|Project by Boxguy||posted 06-29-2012 02:04 AM||1378 views||1 time favorited||14 comments|
Pictured: This is a box designed to hold alphabet blocks for my grandson. It is 14 inches long, 9 inches wide and 6 inches tall. The sides and internal dividers are Makore from a tree in West Africa. The top and corner splines are Movingui from a tree that grew on a sunny hillside in Ghana, Africa.
Story: Many of us lucky enough to have children in our lives know the joy of watching them grow, learn, and play. At 18 months, my grandson is learning his colors, letters, and animals. At the moment what he knows is ahead of what he can say clearly. So, “elephant” is now “el’phunt.” If you are the boxguy, it is only logical that you make him a box for his upcoming birthday…so I did.

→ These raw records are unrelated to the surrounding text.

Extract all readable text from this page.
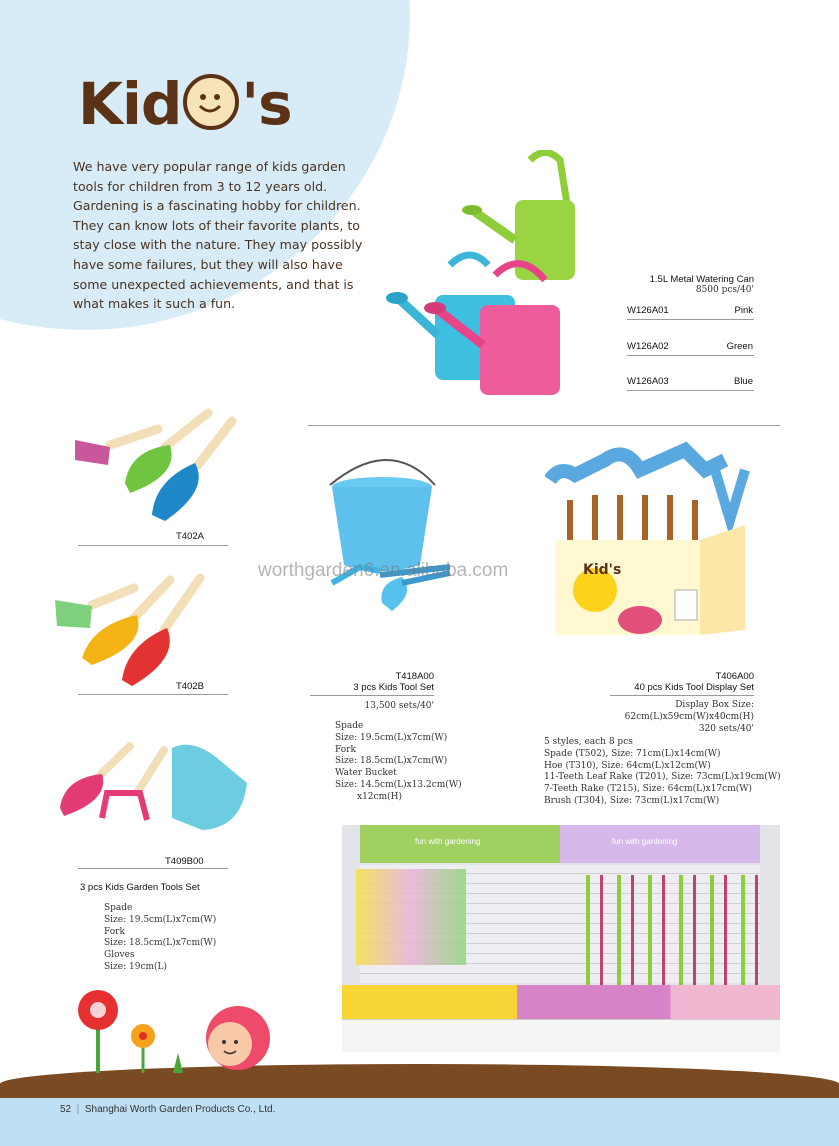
Kid 's
We have very popular range of kids garden tools for children from 3 to 12 years old. Gardening is a fascinating hobby for children. They can know lots of their favorite plants, to stay close with the nature. They may possibly have some failures, but they will also have some unexpected achievements, and that is what makes it such a fun.
1.5L Metal Watering Can
8500 pcs/40'
W126A01	Pink
W126A02	Green
W126A03	Blue
T402A
T402B
T409B00
3 pcs Kids Garden Tools Set
Spade
Size: 19.5cm(L)x7cm(W)
Fork
Size: 18.5cm(L)x7cm(W)
Gloves
Size: 19cm(L)
T418A00
3 pcs Kids Tool Set
13,500 sets/40'
Spade
Size: 19.5cm(L)x7cm(W)
Fork
Size: 18.5cm(L)x7cm(W)
Water Bucket
Size: 14.5cm(L)x13.2cm(W)
x12cm(H)
Kid's
T406A00
40 pcs Kids Tool Display Set
Display Box Size:
62cm(L)x59cm(W)x40cm(H)
320 sets/40'
5 styles, each 8 pcs
Spade (T502), Size: 71cm(L)x14cm(W)
Hoe (T310), Size: 64cm(L)x12cm(W)
11-Teeth Leaf Rake (T201), Size: 73cm(L)x19cm(W)
7-Teeth Rake (T215), Size: 64cm(L)x17cm(W)
Brush (T304), Size: 73cm(L)x17cm(W)
fun with gardening	fun with gardening
worthgarden6.en.alibaba.com
52  |  Shanghai Worth Garden Products Co., Ltd.
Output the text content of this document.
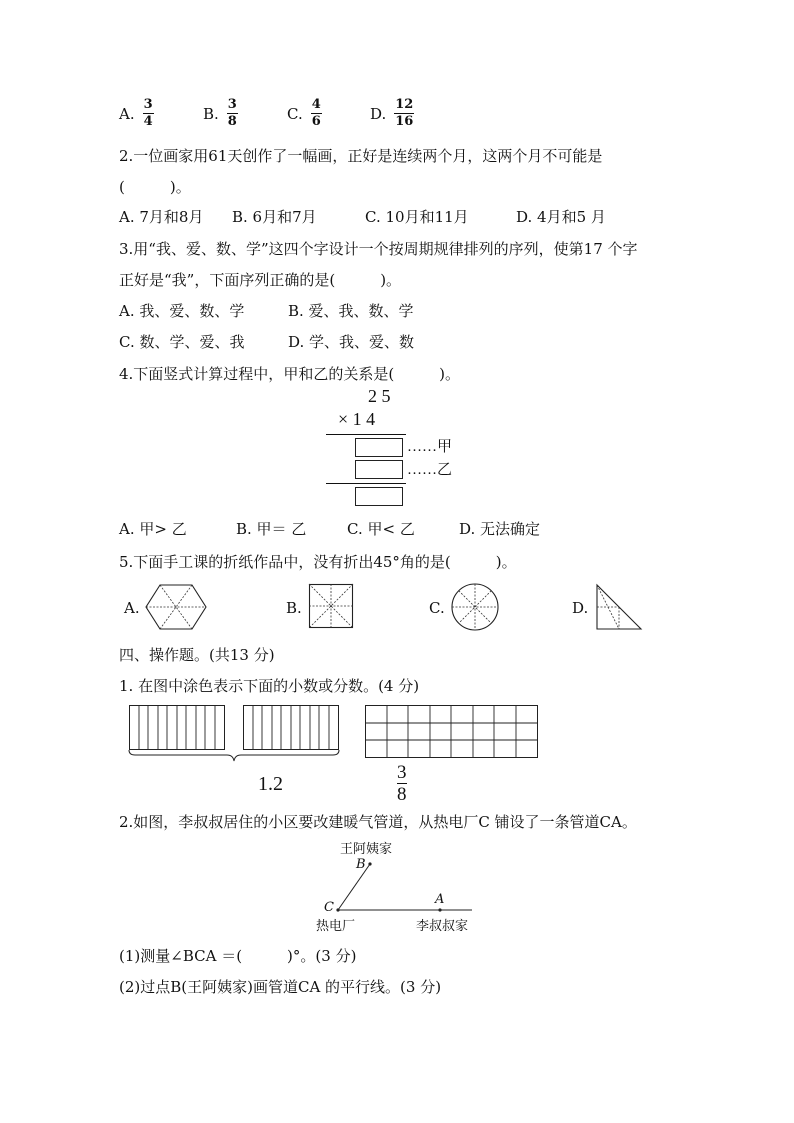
A. $\frac{3}{4}$	B. $\frac{3}{8}$	C. $\frac{4}{6}$	D. $\frac{12}{16}$
2.一位画家用61天创作了一幅画，正好是连续两个月，这两个月不可能是
(　　　)。
A. 7月和8月 B. 6月和7月	C. 10月和11月	D. 4月和5 月
3.用“我、爱、数、学”这四个字设计一个按周期规律排列的序列，使第17 个字
正好是“我”，下面序列正确的是(　　　)。
A. 我、爱、数、学	B. 爱、我、数、学
C. 数、学、爱、我	D. 学、我、爱、数
4.下面竖式计算过程中，甲和乙的关系是(　　　)。
2 5
× 1 4
……甲
……乙
A. 甲> 乙	B. 甲＝ 乙	C. 甲< 乙	D. 无法确定
5.下面手工课的折纸作品中，没有折出45°角的是(　　　)。
A.	B.	C.	D.
四、操作题。(共13 分)
1. 在图中涂色表示下面的小数或分数。(4 分)
1.2	$\frac{3}{8}$
2.如图，李叔叔居住的小区要改建暖气管道，从热电厂C 铺设了一条管道CA。
王阿姨家
B
C
A
热电厂	李叔叔家
(1)测量∠BCA ＝(　　　)°。(3 分)
(2)过点B(王阿姨家)画管道CA 的平行线。(3 分)
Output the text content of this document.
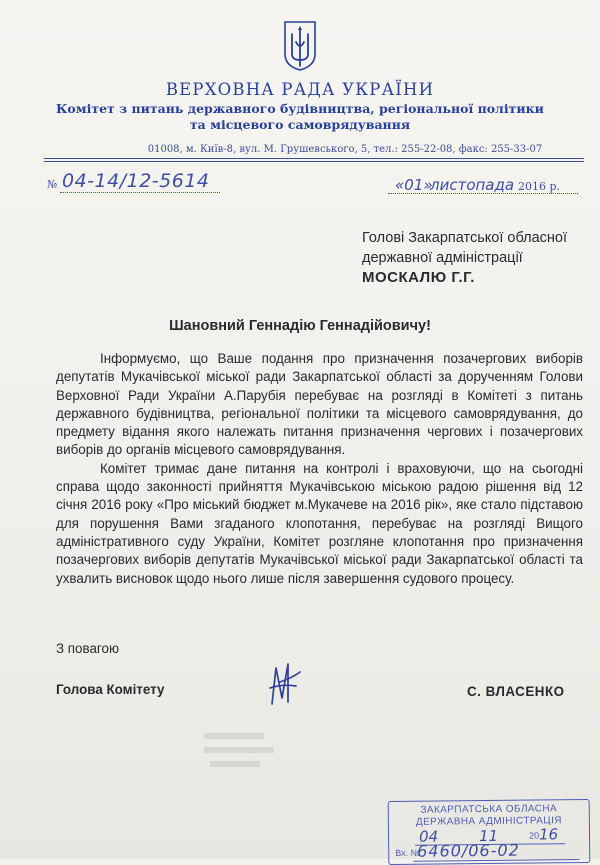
ВЕРХОВНА РАДА УКРАЇНИ
Комітет з питань державного будівництва, регіональної політики
та місцевого самоврядування
01008, м. Київ-8, вул. М. Грушевського, 5, тел.: 255-22-08, факс: 255-33-07
№ 04-14/12-5614	«01»
листопада 2016 р.
Голові Закарпатської обласної
державної адміністрації
МОСКАЛЮ Г.Г.
Шановний Геннадію Геннадійовичу!

Інформуємо, що Ваше подання про призначення позачергових виборів депутатів Мукачівської міської ради Закарпатської області за дорученням Голови Верховної Ради України А.Парубія перебуває на розгляді в Комітеті з питань державного будівництва, регіональної політики та місцевого самоврядування, до предмету відання якого належать питання призначення чергових і позачергових виборів до органів місцевого самоврядування.

Комітет тримає дане питання на контролі і враховуючи, що на сьогодні справа щодо законності прийняття Мукачівською міською радою рішення від 12 січня 2016 року «Про міський бюджет м.Мукачеве на 2016 рік», яке стало підставою для порушення Вами згаданого клопотання, перебуває на розгляді Вищого адміністративного суду України, Комітет розгляне клопотання про призначення позачергових виборів депутатів Мукачівської міської ради Закарпатської області та ухвалить висновок щодо нього лише після завершення судового процесу.

З повагою
Голова Комітету	С. ВЛАСЕНКО
ЗАКАРПАТСЬКА ОБЛАСНА
ДЕРЖАВНА АДМІНІСТРАЦІЯ
04	11	20 16
Вх. №
6460/06-02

I can’t claim credit for the elephant carving on the top. I bought it at a shop in Santa Monica, CA, while we were there on vacation. It just looked like something my grandson would love. My thanks to the anonymous Indonesian carver who made it. Likewise, the detailed wooden blocks came from Toys R Us. I would like to make the point that it is possible to combine your talents with other artist’s talents and make something working together that you could not create working separately. Last year I worked up a whole show of “Teamwork Boxes” and had great fun doing it.
By the way, look closely at the front of the box in the 6th picture. Does that look like an eye or what? Isn’t wood grain surprising?
Techniques: Makore is a dream to work with, and it even smells good when you cut it. I recessed the carving by making the edges a little higher, and after much thought decided to screw it on from the inside. The carving may not make it through childhood, but the box might. So I thought I’d make the carving removable in the hopes that the box will be repurposed later. I also added thin corner splines near the top and bottom to make the box a little stronger and reinforce the weakest points.
Thanks: As always, thanks for looking and a special thanks to all you Lumber Jocks who take the time to make comments and suggestions. Your support helps keep me playing in my shop.